The current concordance (LCDM) cosmological model provides a robust framework for understanding large-scale structure, yet it faces persistent challenges on scales smaller than 1 Mpc. Discrepancies such as the core/cusp and missing satellite problems, along with enigmatic galactic scaling relations like the Radial Acceleration Relation (RAR), suggest that our understanding of dark matter remains incomplete. This talk explores the nature of dark matter across cosmic scales, from individual galaxies to massive clusters.
The first part of this work focuses on observational tests of the LCDM paradigm. By analyzing the constancy of dark matter halo surface density and the RAR within galaxy groups and clusters, we compare empirical data against multi-wavelength mock catalogs.

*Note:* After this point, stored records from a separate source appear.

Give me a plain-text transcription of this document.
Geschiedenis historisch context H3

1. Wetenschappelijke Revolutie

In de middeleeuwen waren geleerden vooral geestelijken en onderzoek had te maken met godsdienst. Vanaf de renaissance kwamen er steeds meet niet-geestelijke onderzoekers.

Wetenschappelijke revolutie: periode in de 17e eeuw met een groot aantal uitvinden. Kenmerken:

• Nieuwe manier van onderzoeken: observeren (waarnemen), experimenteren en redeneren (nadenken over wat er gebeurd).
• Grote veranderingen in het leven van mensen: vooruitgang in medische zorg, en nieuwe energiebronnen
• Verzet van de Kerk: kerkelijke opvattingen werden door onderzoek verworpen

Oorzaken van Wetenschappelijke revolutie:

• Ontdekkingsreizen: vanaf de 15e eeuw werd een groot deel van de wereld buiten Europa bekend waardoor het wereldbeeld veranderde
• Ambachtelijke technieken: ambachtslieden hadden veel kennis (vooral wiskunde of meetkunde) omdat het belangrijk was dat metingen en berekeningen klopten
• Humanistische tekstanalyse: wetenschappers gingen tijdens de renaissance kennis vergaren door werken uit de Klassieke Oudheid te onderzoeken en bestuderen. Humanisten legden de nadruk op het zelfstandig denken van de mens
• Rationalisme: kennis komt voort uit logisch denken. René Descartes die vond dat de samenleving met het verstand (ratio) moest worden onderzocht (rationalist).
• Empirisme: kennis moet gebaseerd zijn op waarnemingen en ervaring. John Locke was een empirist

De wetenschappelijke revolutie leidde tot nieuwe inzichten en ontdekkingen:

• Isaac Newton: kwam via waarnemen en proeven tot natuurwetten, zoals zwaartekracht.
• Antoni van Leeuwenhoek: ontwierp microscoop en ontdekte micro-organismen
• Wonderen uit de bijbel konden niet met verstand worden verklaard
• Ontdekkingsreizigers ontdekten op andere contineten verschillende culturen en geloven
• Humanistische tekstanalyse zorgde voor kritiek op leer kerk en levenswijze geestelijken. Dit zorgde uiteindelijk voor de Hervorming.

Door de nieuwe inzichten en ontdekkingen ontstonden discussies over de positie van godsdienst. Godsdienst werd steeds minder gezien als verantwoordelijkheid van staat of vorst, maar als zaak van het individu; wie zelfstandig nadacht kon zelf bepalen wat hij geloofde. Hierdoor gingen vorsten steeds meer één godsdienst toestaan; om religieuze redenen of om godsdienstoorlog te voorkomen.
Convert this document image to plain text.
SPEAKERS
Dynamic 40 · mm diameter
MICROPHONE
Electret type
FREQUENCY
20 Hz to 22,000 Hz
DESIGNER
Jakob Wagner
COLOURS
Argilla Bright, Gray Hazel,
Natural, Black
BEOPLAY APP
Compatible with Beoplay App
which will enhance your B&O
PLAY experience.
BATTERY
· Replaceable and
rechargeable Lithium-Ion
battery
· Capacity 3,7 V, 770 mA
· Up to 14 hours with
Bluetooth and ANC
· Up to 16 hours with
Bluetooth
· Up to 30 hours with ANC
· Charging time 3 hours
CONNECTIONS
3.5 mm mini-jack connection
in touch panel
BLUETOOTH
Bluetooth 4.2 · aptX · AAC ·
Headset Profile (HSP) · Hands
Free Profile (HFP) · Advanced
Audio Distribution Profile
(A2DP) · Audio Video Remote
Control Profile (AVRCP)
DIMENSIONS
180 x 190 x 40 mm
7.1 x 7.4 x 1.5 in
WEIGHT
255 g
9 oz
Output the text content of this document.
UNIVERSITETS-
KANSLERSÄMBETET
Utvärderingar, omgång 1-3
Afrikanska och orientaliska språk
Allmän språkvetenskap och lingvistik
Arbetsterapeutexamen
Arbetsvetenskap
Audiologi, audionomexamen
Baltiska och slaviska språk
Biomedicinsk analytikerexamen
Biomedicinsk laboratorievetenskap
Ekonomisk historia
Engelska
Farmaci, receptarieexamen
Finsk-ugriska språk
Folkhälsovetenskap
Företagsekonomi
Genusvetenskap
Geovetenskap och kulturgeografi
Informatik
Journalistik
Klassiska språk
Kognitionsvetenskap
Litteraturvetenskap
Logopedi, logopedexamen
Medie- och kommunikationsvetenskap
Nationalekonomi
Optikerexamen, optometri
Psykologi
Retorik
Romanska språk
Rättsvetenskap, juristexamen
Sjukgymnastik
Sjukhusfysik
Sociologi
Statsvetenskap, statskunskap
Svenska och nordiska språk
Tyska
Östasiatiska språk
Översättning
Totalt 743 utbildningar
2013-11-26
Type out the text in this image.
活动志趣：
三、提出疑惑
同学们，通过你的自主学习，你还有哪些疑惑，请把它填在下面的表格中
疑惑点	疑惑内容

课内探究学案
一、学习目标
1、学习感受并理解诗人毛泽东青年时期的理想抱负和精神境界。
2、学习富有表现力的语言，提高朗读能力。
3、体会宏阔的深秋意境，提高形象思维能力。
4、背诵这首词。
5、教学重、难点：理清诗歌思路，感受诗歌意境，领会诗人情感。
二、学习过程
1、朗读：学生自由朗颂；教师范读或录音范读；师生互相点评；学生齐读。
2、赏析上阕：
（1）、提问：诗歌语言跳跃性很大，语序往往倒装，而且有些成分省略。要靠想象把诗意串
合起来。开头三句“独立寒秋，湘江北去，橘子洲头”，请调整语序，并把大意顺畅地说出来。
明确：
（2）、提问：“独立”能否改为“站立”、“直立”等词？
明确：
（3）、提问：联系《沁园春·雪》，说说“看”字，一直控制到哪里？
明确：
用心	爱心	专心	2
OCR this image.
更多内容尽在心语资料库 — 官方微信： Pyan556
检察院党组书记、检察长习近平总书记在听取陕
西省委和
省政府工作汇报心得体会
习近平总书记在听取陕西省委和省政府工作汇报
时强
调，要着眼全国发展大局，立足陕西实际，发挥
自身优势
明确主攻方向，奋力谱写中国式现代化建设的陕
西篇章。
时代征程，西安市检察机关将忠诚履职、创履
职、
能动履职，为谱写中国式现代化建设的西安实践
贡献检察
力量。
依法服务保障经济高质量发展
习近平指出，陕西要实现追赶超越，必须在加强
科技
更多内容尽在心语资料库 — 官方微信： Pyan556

The second part of the presentation transitions to the next frontier of digital sky surveys: the application of deep learning to uncover hidden gravitational lenses. We detail a machine-learning-driven search for galaxy-galaxy strong lenses in the infrared sky, which has been tailored to identify rare red-red lenses at high redshifts. These systems serve as powerful natural telescopes, offering a unique pathway to probe the fainter quiescent galaxies at the higher redshifts. By bridging small-scale observational constraints with deep learning, this research provides new insights into the fundamental properties of the invisible universe.